Histogram of a vector

dice_results <- c(1,3,2,4,5,6,5,3,2,1,6,2,6,5,6,4)
ggplot(aes(x=dice_results)) + geom_bar()

This returns an error: data must be a data.frame. If you don’t provide argument name explicitly, sequential rule is used – data arg is used for aes(x=dice_results).

To correct it – use arg name explicitly:

ggplot(mapping = aes(x=dice_results)) + geom_bar()

Alternatively, you may use it inside geom_ functions familiy without explicit naming mapping argument since mapping is the first argument unlike in ggplot function case where data is the first function argument.

ggplot() + geom_bar(aes(dice_results))
# or use the `aes` function
ggplot() + 
        aes(dice_results) +
        geom_bar()

Vertical histogram

https://stackoverflow.com/a/13334294/10108921

geom_bar and geom_col plots bar charts.

  • geom_bar makes the height of the bar proportional to the number of cases in each group.
  • geom_col the heights of the bars to represent values in the data

geom_ribbon(data=sim_obs_quantile, aes(ymin=`17%`, ymax=`83%`), alpha=0.2, fill="#F8766D") plot confidence interval (CI) in shaded areas.

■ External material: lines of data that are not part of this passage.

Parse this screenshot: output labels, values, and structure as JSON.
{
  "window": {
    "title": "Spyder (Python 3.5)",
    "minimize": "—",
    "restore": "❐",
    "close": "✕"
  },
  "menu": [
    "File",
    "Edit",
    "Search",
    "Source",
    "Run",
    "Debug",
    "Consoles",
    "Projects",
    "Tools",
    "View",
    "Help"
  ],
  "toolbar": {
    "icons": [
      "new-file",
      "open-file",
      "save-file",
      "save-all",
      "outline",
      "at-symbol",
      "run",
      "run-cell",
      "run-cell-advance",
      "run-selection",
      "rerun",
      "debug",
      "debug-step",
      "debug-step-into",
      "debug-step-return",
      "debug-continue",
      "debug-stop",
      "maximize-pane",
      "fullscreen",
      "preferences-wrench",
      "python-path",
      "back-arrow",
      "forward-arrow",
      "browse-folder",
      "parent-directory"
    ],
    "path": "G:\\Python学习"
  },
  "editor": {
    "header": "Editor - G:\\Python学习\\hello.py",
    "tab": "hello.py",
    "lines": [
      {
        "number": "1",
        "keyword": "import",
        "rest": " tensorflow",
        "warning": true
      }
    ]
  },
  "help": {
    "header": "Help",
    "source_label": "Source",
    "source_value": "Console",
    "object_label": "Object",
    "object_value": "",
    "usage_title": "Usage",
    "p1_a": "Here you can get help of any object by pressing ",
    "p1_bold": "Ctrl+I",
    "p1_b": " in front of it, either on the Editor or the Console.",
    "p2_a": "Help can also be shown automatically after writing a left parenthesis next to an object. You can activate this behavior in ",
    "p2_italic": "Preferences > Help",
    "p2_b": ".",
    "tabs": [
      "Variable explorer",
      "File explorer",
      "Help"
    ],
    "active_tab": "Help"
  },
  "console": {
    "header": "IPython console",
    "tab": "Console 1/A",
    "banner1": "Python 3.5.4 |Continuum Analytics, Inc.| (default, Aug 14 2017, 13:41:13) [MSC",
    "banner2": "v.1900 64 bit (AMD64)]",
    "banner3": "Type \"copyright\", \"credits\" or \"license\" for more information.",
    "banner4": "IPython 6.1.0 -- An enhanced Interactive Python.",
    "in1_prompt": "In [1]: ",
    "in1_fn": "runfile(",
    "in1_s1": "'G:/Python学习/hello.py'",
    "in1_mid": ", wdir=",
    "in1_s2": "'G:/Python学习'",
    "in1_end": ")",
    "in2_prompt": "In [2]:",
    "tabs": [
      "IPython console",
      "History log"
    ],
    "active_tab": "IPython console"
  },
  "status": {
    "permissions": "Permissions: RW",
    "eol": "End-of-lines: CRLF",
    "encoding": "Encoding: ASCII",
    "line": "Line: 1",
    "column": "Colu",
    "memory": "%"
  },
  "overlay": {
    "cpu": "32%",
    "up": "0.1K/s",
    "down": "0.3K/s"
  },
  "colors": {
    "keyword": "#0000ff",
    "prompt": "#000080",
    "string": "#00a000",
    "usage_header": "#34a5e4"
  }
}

geom_segment(aes(x = x1, y = y1, xend = x2, yend = y2), col = "red", arrow = arrow(length = unit(0.3, "cm")) draws a straight line between points (x, y) and (xend, yend) in the plot.

  • arrow specification for arrow heads, as created by grid::arrow().

annotate("segment", x=12, y=-0.05, xend=12, yend=0, col="red", arrow=arrow(length=unit(0.3, "cm"))) draw arrows outside the plot.